Okay, y'all experienced showers, or anyone who can tell me what to do, LOL, I have a question!

How do I go about faxing in my doeling's ADGA registration papers? Other then faxing them in  I would really appreciate a step-by-step from y'all, because I have a show coming up and a doeling that will not have papers!

:thankU::-D :rainbow:


----------



## margaret (Aug 30, 2013)

Bumping this up for you. I've never faxed anything so I can't help you, sorry. I have 5 goats that I am waiting for registries on, fingers crossed they will arrive in time. i hope you get the papers in time to show your doeling


----------



## thegoatgirl (Nov 27, 2011)

Thank you! My LA stuff just came in, so I hope the other stuff comes in soon. But I sent in the LA info three months back....not exactly reassuring!


----------



## mistydaiz (Jan 28, 2011)

But other LA stuff are you expecting?

When I faxed applications to ADGA for stamped duplicates for Cricket, before the show,I went to my town library, since I dont have a fax machine, and they only charged around 10 cents each fax.

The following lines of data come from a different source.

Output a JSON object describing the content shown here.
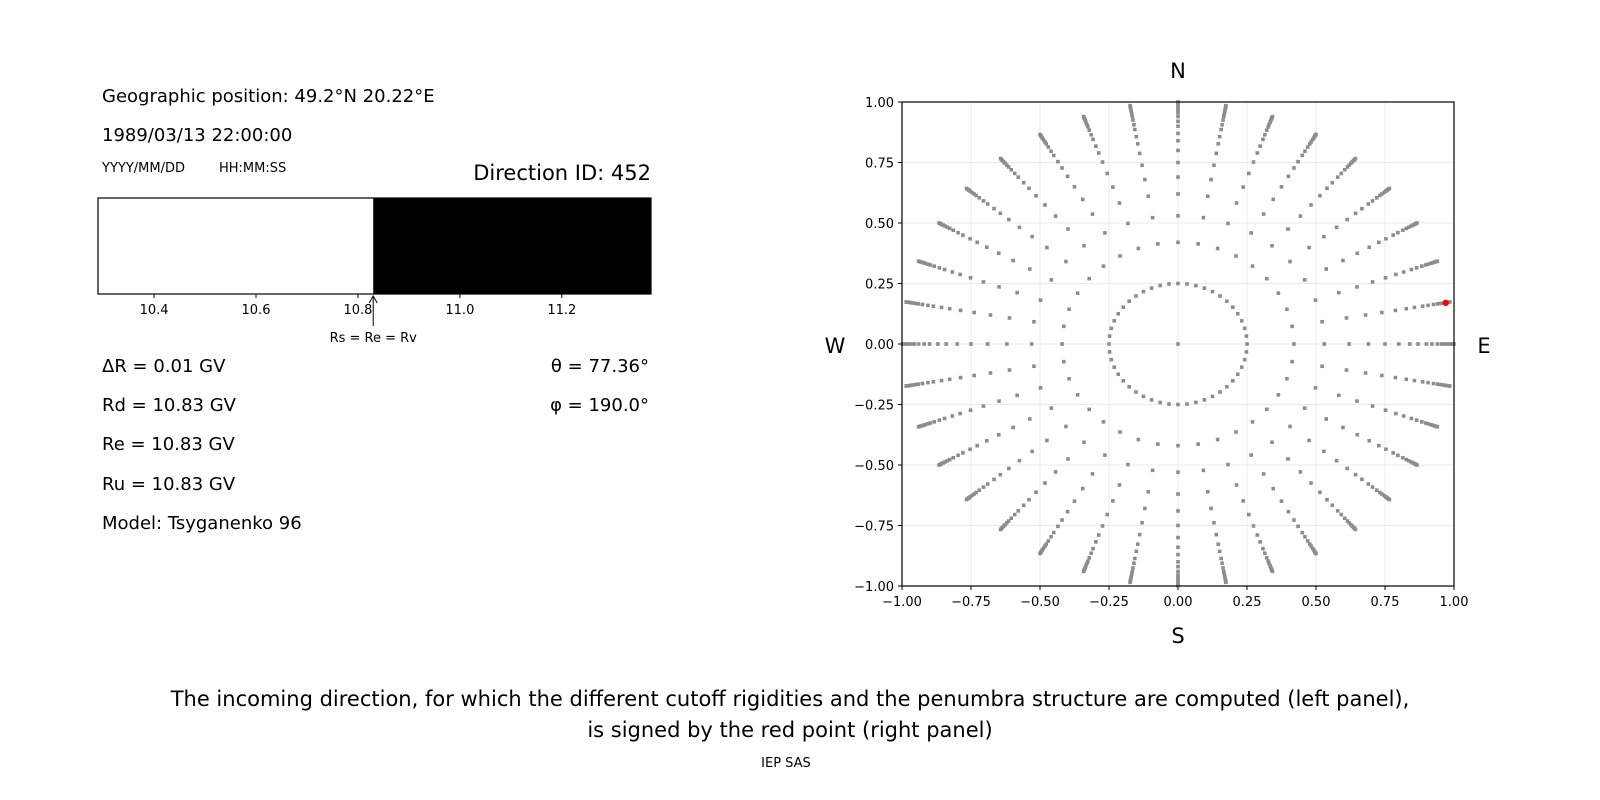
{
  "left_panel": {
    "position": "Geographic position: 49.2°N 20.22°E",
    "datetime": "1989/03/13 22:00:00",
    "date_format": "YYYY/MM/DD",
    "time_format": "HH:MM:SS",
    "direction_id": "Direction ID: 452",
    "delta_r": "ΔR = 0.01 GV",
    "rd": "Rd = 10.83 GV",
    "re": "Re = 10.83 GV",
    "ru": "Ru = 10.83 GV",
    "model": "Model: Tsyganenko 96",
    "theta": "θ = 77.36°",
    "phi": "φ = 190.0°"
  },
  "caption": {
    "line1": "The incoming direction, for which the different cutoff rigidities and the penumbra structure are computed (left panel),",
    "line2": "is signed by the red point (right panel)",
    "credit": "IEP SAS"
  },
  "chart_data": [
    {
      "type": "bar",
      "description_kind": "penumbra",
      "xlim": [
        10.29,
        11.375
      ],
      "xticks": [
        "10.4",
        "10.6",
        "10.8",
        "11.0",
        "11.2"
      ],
      "xtick_values": [
        10.4,
        10.6,
        10.8,
        11.0,
        11.2
      ],
      "segments": [
        {
          "from": 10.29,
          "to": 10.83,
          "color": "#ffffff"
        },
        {
          "from": 10.83,
          "to": 11.375,
          "color": "#000000"
        }
      ],
      "annotation": {
        "text": "Rs = Re = Rv",
        "x": 10.83
      }
    },
    {
      "type": "scatter",
      "xlim": [
        -1,
        1
      ],
      "ylim": [
        -1,
        1
      ],
      "grid": true,
      "xticks": [
        "−1.00",
        "−0.75",
        "−0.50",
        "−0.25",
        "0.00",
        "0.25",
        "0.50",
        "0.75",
        "1.00"
      ],
      "yticks": [
        "−1.00",
        "−0.75",
        "−0.50",
        "−0.25",
        "0.00",
        "0.25",
        "0.50",
        "0.75",
        "1.00"
      ],
      "tick_values": [
        -1,
        -0.75,
        -0.5,
        -0.25,
        0,
        0.25,
        0.5,
        0.75,
        1
      ],
      "compass": {
        "north": "N",
        "south": "S",
        "west": "W",
        "east": "E"
      },
      "point_color": "#8c8c8c",
      "highlight_color": "#ff0000",
      "grid_points": {
        "center": [
          0,
          0
        ],
        "ring_radius": 0.25,
        "ring_step_deg": 7.5,
        "spoke_step_deg": 10,
        "spoke_radii": [
          0.42,
          0.53,
          0.62,
          0.69,
          0.75,
          0.8,
          0.84,
          0.87,
          0.9,
          0.92,
          0.94,
          0.955,
          0.965,
          0.975,
          0.983,
          0.99,
          0.995,
          1.0
        ]
      },
      "highlight_point": {
        "x": 0.97,
        "y": 0.17
      }
    }
  ]
}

First I made copies of the application I was faxing, and kept them with my records. Then I wrote on the application (at the very bottom or at the very top): 

Please fax stamped duplicate. Send to Fax#: (then I put the library's fax number).

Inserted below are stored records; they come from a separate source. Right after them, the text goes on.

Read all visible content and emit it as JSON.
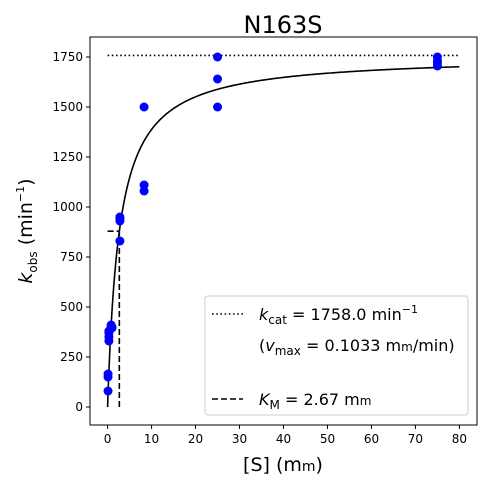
{
  "chart_data": {
    "type": "scatter",
    "title": "N163S",
    "xlabel": {
      "main": "[S] (m",
      "unit_sc": "m",
      "close": ")"
    },
    "ylabel": {
      "k": "k",
      "sub": "obs",
      "main": " (min",
      "sup": "−1",
      "close": ")"
    },
    "xlim": [
      -4,
      84
    ],
    "ylim": [
      -90,
      1850
    ],
    "x_ticks": [
      0,
      10,
      20,
      30,
      40,
      50,
      60,
      70,
      80
    ],
    "y_ticks": [
      0,
      250,
      500,
      750,
      1000,
      1250,
      1500,
      1750
    ],
    "grid": false,
    "legend_position": "bottom-right",
    "points": {
      "color": "#0000ff",
      "x": [
        0.1,
        0.1,
        0.1,
        0.3,
        0.3,
        0.3,
        0.3,
        0.8,
        0.8,
        1.0,
        1.0,
        2.8,
        2.8,
        2.8,
        2.8,
        8.3,
        8.3,
        8.3,
        25,
        25,
        25,
        75,
        75,
        75,
        75
      ],
      "y": [
        80,
        150,
        165,
        330,
        350,
        370,
        380,
        400,
        410,
        400,
        395,
        930,
        950,
        940,
        830,
        1500,
        1080,
        1110,
        1750,
        1640,
        1500,
        1750,
        1720,
        1730,
        1705
      ]
    },
    "fit": {
      "vmax_kcat": 1758.0,
      "km": 2.67,
      "x_max": 80,
      "color": "#000000"
    },
    "kcat_line": {
      "y": 1758.0,
      "x_range": [
        0,
        80
      ]
    },
    "km_marker": {
      "x": 2.67,
      "y_half": 879,
      "h_start": 0
    },
    "legend": {
      "kcat": {
        "k": "k",
        "sub": "cat",
        "main": " = 1758.0 min",
        "sup": "−1"
      },
      "vmax": {
        "open": "(",
        "v": "v",
        "sub": "max",
        "main": " = 0.1033 m",
        "unit_sc": "m",
        "tail": "/min)"
      },
      "km": {
        "k": "K",
        "sub": "M",
        "main": " = 2.67 m",
        "unit_sc": "m"
      }
    }
  }
}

The library also had me fill out a Fax Transmittal Sheet, writing who to fax it to.
ADGA's fax number is listed on applications at the top right corner.

I then then waited around town, then in an hour, received the faxed stamped duplicates from ADGA.
ADGA faxed the library the stamped duplicates.
You might want to talk with ADGA at the same time you fax it ,to make sure they receive it.


----------



## thegoatgirl (Nov 27, 2011)

Nope, not LA. Just papers 

Thank you soooo much! I will do that tomorrow   My dad works at the Library, so it's real convenient


----------



## mistydaiz (Jan 28, 2011)

Oh, you are expecting registration certificates? Those always seem to take the longest to process and send back.
Especially, the rush to get LA dates and papers out, I am sure they are behind and backed up with registration papers.


----------



## thegoatgirl (Nov 27, 2011)

Yes, I am expecting papers for Buddy, and Dancer  At this point, I'm just going to fax them in today and not worry about it......


----------



## thegoatgirl (Nov 27, 2011)

Okay, I faxed the papers in this morning, and it's been three hours and still nothing  What do I do? Hope it went through......


----------



## thegoatgirl (Nov 27, 2011)

Problem resolved!  Thank you all (and especially mistydaiz!)!!


----------